Falar que os Adventistas e os moradores cresceram com o bairro seria generosidade, afinal o bairro não cresceu, principalmente no que eles são especialistas, que é o ensino.
Se a informação e a cultura são tudo, porque onde tem a maior rede de ensino do mundo é um dos lugares mais violentos? Mais pobre? Mais desorganizado?
O muro cinza foi construído pelo I.A.E, tem mais de 200 metros de comprimento e 3 de altura, divide a rua dos Mutirantes do espaço Adventista.
Dentro do I.A.E. meus livros são lidos, mas hoje eu não posso entrar, só queria um daqueles bancos, com uma sombra para poder ler um pouco.
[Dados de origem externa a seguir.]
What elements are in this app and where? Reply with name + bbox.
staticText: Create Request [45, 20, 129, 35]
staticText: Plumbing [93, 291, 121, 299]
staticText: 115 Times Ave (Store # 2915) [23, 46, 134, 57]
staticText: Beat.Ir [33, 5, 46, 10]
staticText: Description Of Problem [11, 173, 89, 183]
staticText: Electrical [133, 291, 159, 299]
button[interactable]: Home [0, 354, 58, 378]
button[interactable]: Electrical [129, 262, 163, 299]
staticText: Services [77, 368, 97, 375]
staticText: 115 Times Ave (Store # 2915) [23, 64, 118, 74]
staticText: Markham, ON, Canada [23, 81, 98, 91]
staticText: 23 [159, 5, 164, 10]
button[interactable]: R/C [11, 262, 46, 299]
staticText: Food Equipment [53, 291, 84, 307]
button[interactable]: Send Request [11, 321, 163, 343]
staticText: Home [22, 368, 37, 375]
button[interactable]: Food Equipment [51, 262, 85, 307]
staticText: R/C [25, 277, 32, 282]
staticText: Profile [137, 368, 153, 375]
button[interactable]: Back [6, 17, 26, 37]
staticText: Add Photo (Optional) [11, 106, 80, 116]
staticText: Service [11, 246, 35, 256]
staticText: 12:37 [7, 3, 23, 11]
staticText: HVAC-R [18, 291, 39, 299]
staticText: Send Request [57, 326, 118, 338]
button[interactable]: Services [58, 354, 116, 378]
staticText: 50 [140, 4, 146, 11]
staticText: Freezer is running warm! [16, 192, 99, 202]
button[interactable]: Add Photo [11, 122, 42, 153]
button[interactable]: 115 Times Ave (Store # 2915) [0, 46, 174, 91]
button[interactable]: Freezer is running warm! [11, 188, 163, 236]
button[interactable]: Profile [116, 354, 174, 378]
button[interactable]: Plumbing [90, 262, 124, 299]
O lugar parece a Europa, tem casas rústicas, ruas pequenas, bancos confortáveis em volta de árvores, parece o paraíso e tudo isso ao lado da minha casa.
Os moradores que não estudam no lugar, para levar seus filhos para brincar no pequeno espaço para crianças, pediam para o segurança, que às vezes deixava, depois cercaram o playgraund e proibiram a entrada.
Continuamos querendo entrar no paraíso e na portaria dizíamos que íamos a biblioteca, hoje essa desculpa não serve, pois eles falam que fecharam a biblioteca, para visitas.
Uma das mais modernas academias de ginástica está lá dentro,mas não para a senhora que tem problema de circulação.
A orquestra completa que eles tem, já pegou verbas, mas nunca se apresentou do outro lado do muro.
No muro cinza tem uma placa triste da prefeitura, nela está escrito que é proibido jogar lixo e entulho, informa o número do decreto para quem não sabe ler, para quem só passa pelo muro cinza.
Cachorro morto, resto de feira, móveis usados demais, todo tipo de lixo beira o muro, como se fosse uma vingança da população, de vez em quando um morador põe fogo em tudo e ficam manchas negras no muro cinza.
Alguém tenta pixar o muro, deixar uma assinatura, homens cinzas chegam e batem no pixador.
Logo após o muro começa a Cohab Adventista, as 3 casa seguintes ao muro também são cinzas, talvez seja uma tendência.
Uma senhora cata latinhas na extensão do muro, pisa num cachorro morto e apodrecido, esbraveja, que não agüenta mais aquela vida, quer ir para o céu logo, mal ela sabe que ele está do outro lado daquele muro cinza.
Ferréz é datilógrafo, vive com esposa e filha num pais chamado periferia.

2 comentários:

. disse...

Já tinha percebido isso antes, quando eu trabalhava na rua. Agora tenho certeza do que pensava, é tudo separado. Dizem que os adventistas não trabalham de sábado né? Queria que o mercado onde eu trampo fosse adventista. Abraços.

Pagina da Cultura disse...

Só para deixar um imenso parabéns por sua carreira maravilhosa.